Shortly after the Texas decision, a federal judge in Washington State issued a conflicting order that would block the FDA from restricting access to the pills in roughly a dozen blue states that initially filed the lawsuit. That ruling clashes with the Texas decision, making it more likely that the issue could be brought to the Supreme Court.

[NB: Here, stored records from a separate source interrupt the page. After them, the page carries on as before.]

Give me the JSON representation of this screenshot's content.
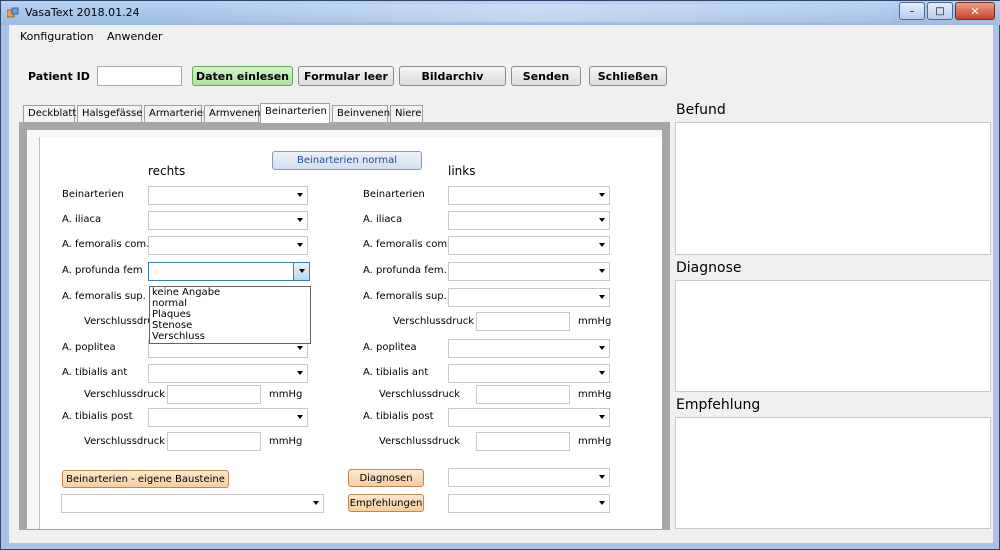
{
  "window": {
    "title": "VasaText  2018.01.24",
    "controls": {
      "minimize": "–",
      "maximize": "□",
      "close": "✕"
    }
  },
  "menu": [
    "Konfiguration",
    "Anwender"
  ],
  "toolbar": {
    "patient_label": "Patient ID",
    "patient_value": "",
    "buttons": [
      "Daten einlesen",
      "Formular leer",
      "Bildarchiv",
      "Senden",
      "Schließen"
    ]
  },
  "tabs": [
    "Deckblatt",
    "Halsgefässe",
    "Armarterien",
    "Armvenen",
    "Beinarterien",
    "Beinvenen",
    "Niere"
  ],
  "active_tab": "Beinarterien",
  "panel": {
    "normal_button": "Beinarterien normal",
    "rechts_header": "rechts",
    "links_header": "links",
    "rechts": {
      "beinarterien": "Beinarterien",
      "iliaca": "A. iliaca",
      "femoralis_com": "A. femoralis com.",
      "profunda": "A. profunda fem",
      "femoralis_sup": "A. femoralis sup.",
      "verschlussdruck_1": "Verschlussdruck",
      "poplitea": "A. poplitea",
      "tibialis_ant": "A. tibialis ant",
      "verschlussdruck_2": "Verschlussdruck",
      "tibialis_post": "A. tibialis post",
      "verschlussdruck_3": "Verschlussdruck"
    },
    "links": {
      "beinarterien": "Beinarterien",
      "iliaca": "A. iliaca",
      "femoralis_com": "A. femoralis com.",
      "profunda": "A. profunda fem.",
      "femoralis_sup": "A. femoralis sup.",
      "verschlussdruck_1": "Verschlussdruck",
      "poplitea": "A. poplitea",
      "tibialis_ant": "A. tibialis ant",
      "verschlussdruck_2": "Verschlussdruck",
      "tibialis_post": "A. tibialis post",
      "verschlussdruck_3": "Verschlussdruck"
    },
    "unit": "mmHg",
    "dropdown_options": [
      "keine Angabe",
      "normal",
      "Plaques",
      "Stenose",
      "Verschluss"
    ],
    "eigene_bausteine_button": "Beinarterien - eigene Bausteine",
    "diagnosen_button": "Diagnosen",
    "empfehlungen_button": "Empfehlungen"
  },
  "right": {
    "befund": "Befund",
    "diagnose": "Diagnose",
    "empfehlung": "Empfehlung"
  },
  "colors": {
    "window_frame": "#a9c3e6",
    "client_bg": "#f0f0f0",
    "green_button": "#a9e29a",
    "peach_button": "#f7ce9f"
  }
}
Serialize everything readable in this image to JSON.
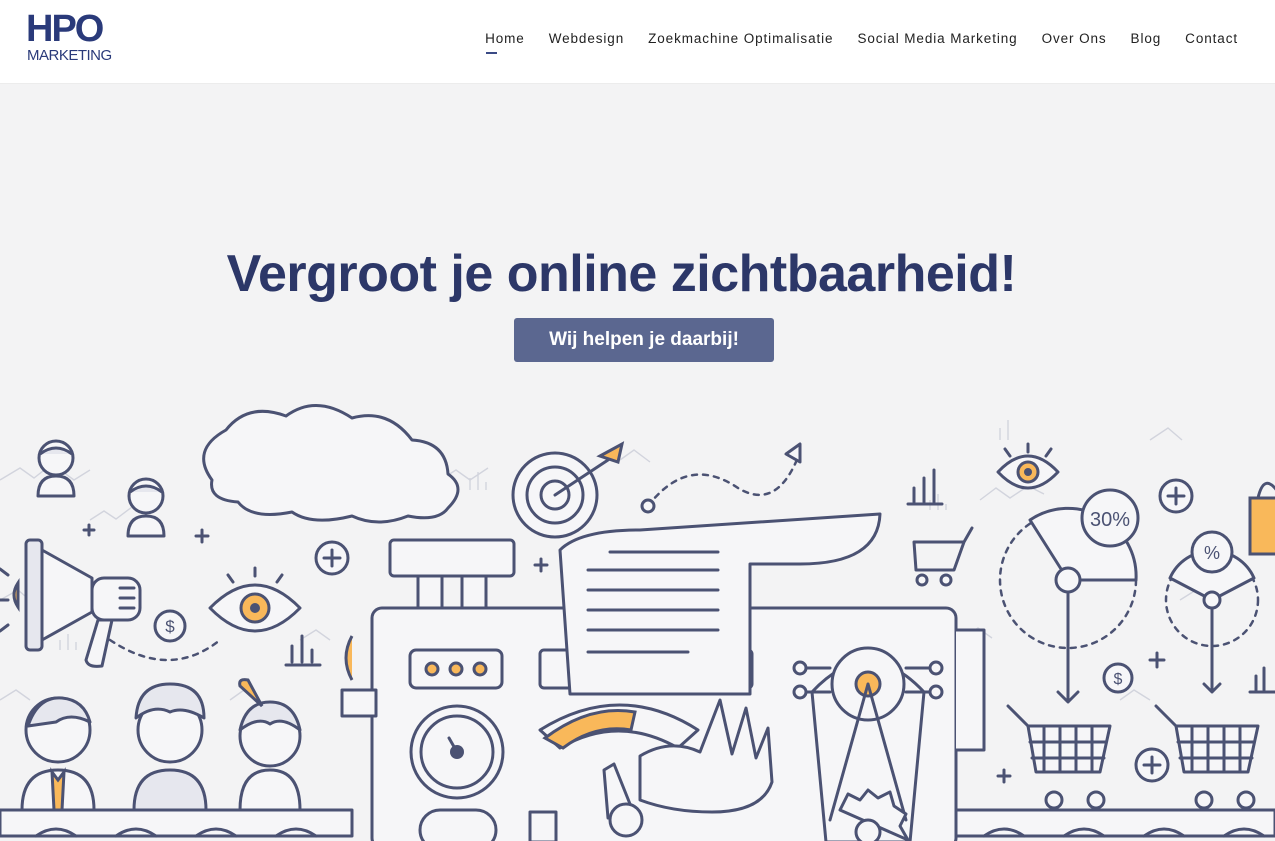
{
  "header": {
    "logo": {
      "line1": "HPO",
      "line2": "MARKETING"
    },
    "nav": [
      {
        "label": "Home",
        "active": true
      },
      {
        "label": "Webdesign"
      },
      {
        "label": "Zoekmachine Optimalisatie"
      },
      {
        "label": "Social Media Marketing"
      },
      {
        "label": "Over Ons"
      },
      {
        "label": "Blog"
      },
      {
        "label": "Contact"
      }
    ]
  },
  "hero": {
    "title": "Vergroot je online zichtbaarheid!",
    "cta_label": "Wij helpen je daarbij!"
  },
  "illustration": {
    "badges": [
      "30%",
      "%",
      "$"
    ]
  },
  "colors": {
    "brand_navy": "#2c3768",
    "button": "#5b6790",
    "accent_orange": "#f9b85a",
    "hero_bg": "#f3f3f4"
  }
}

The lawsuit to ban the pill was filed shortly after the Supreme Court's decision last June to overturn Roe v. Wade, which opened the door for red states to enact sharp abortion restrictions. Several anti-abortion medical associations argued the FDA went beyond its regulatory authority in approving mifepristone back in 2000.

In his 67-page ruling, U.S. District Judge Matthew Kacsmaryk said the FDA had failed to evaluate the psychological or long-term medical consequences of the pill, which the agency had deemed safe and effective.


The FDA has repeatedly said that abortion medication is a safe and effective alternative to surgical abortions. The American Medical Association, American College of Obstetricians and Gynecologists, and other medical associations argued in a court filing that reversing mifepristone's approval would "cause profound and irreparable harm to patients across the country."

It's unclear the scope of the effects of taking mifepristone off the market, though abortion rights groups had previously warned it could force abortion clinics to switch to surgical abortions only, which could inundate many facilities.